Hotels often overbook based on the assumption that a certain percentage of guests will cancel their reservations. Overbooking protects hotels from losses due to operating below capacity, however it also creates additional risk. If there are fewer cancellations than forecasted, hotels will be unable to provide rooms for guests which can result in the loss of loyal customers and brand tarnishment. Determining the optimal rate of overbooking serves the best interests of both hotel firms and consumers by enabling firms to maximize profits while adequately satisfying consumer needs.it is in the best interest to determine. A major hotel corporation has requested our services to determine the optimal rate of overbooking in order to minimize risk and maximize profits.
To determine the optimal overbooking rate for our client we will analyze comprehensive hotel booking data collected from 2015-2017. We will analyze numerous variables to determine their relationship with the cancellation rate variable.
We will utilize a variety of approaches and analytic techniques to analyze and make sense of our data. Our techniques include exploratory data analysis, analysis of the variance, and linear regression
Gaining insight on the relationship of different variables with the cancellation rate variable will enable us to advise our client on the factors that must be considered when determining the ideal overbooking rate. Overall this will enable our client to utilize the most efficient cancellation rate to maximize profits and minimize risk.
Our data was obtained from Antonio, Almeida, and Nunes (2019)
setwd("C:/Users/anger/OneDrive - University of Cincinnati/BANA 7025/BANA 7025");
data.df <- read.csv("C:/Users/anger/OneDrive - University of Cincinnati/BANA 7025/hotels.csv", stringsAsFactors = FALSE)
The data was originally collected for the role of research in various fields such as education in revenue management, machine learning, and data mining. The data is a culmination of two data sets - one on a resort hotel and the other on a city hotel. In total the data has 31 variables, with 119,390 observations. In this context, observations represent hotel bookings. The data was collected from July of 2015 to August 2017. The data appears to be relatively clean. However, different variables use inconsistent naming conventions to classify missing values. Missing values are classified as NA, undefined, and Null throughout the data. We will utilize data cleaning techniques to uniformly classify missing values and make a strategic decision on whether to omit, change, or keep missing values.
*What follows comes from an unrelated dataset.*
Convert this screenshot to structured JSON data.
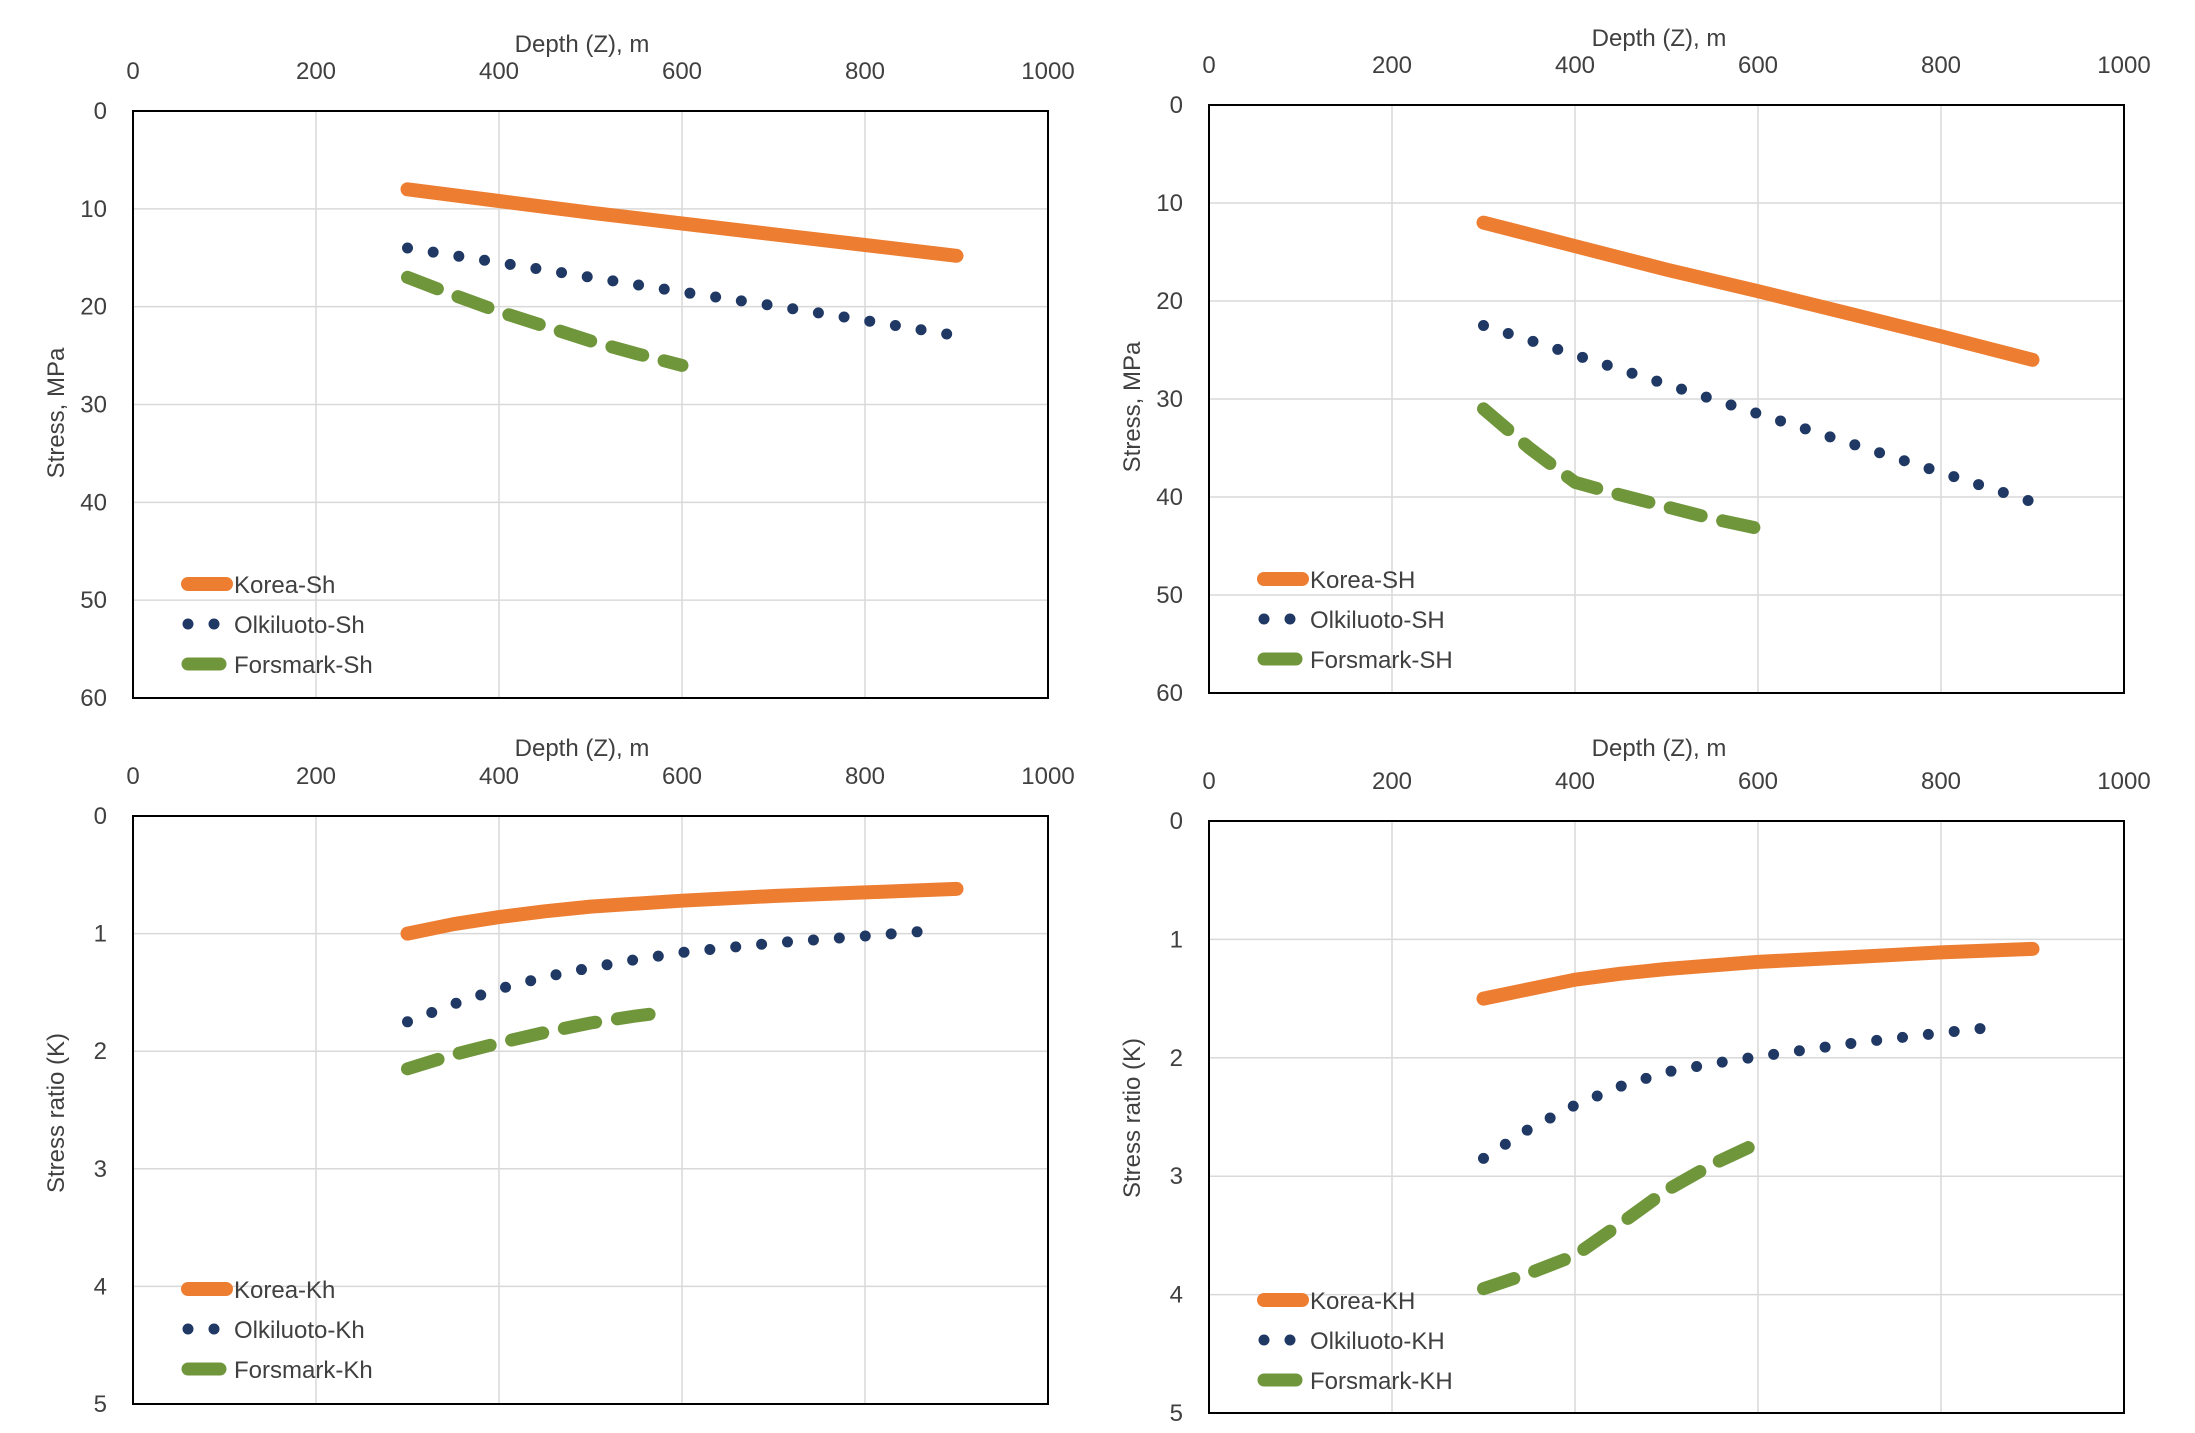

We will clean the data to create consistency and ensure it can be thoroughly and efficiently analyzed.
To clean the data we will: * Ensure variables names follow a proper, uniform naming convention + Snake case was selected as the designated naming convention + Source data was received in selected naming convention
data.df$meal <- replace(data.df$meal, data.df$meal=="Undefined", "none");
data.df$meal <- replace(data.df$meal, data.df$meal=="SC", "none")
data.df$children <- replace(data.df$children, data.df$children=="NA",0);
data.df <- data.df[-c(31,32)]
The category “Undefined” in market_segment and distribution_channel were changed to “none”
distribution_channel was removed to avoid correlation between market_segment and distribution_channel in our analysis.
data.df <- data.df[-c(16)]
data.df$agent <- replace(data.df$agent, data.df$agent=="NULL","none");
data.df$company <- replace(data.df$company, data.df$company=="NULL","none")
data.df.one <- data.df
data.df.one$hotel <- as.factor(data.df$hotel);
data.df.one$arrival_date_year <- as.factor(data.df$arrival_date_year);
data.df.one$arrival_date_month <- as.factor(data.df$arrival_date_month);
data.df.one$meal <- as.factor(data.df$meal);
data.df.one$country <- as.factor(data.df$country);
data.df.one$market_segment <- as.factor(data.df$market_segment);
data.df.one$reserved_room_type <- as.factor(data.df$reserved_room_type);
data.df.one$assigned_room_type <- as.factor(data.df$assigned_room_type);
data.df.one$booking_changes <- as.factor(data.df$booking_changes);
data.df.one$deposit_type <- as.factor(data.df$deposit_type);
data.df.one$agent <- as.factor(data.df$agent);
data.df.one$company <- as.factor(data.df$company);
data.df.one$customer_type <- as.factor(data.df$customer_type)
We will discover information in the data that is not self-evident by creating a model for the explanatory relationships between different variables and cancellations.
We will provide histograms, boxplots, an ANOVA table for our numeric variables, a single regression model with a line of best fit for each of the numeric variables, and a summary statistics table.
We will need to learn more about modeling including how to create models, how to choose the best model for our data, and useful packages for creating models. We also need to learn how to
We will incorporate machine learning techniques by incorporating linear regression.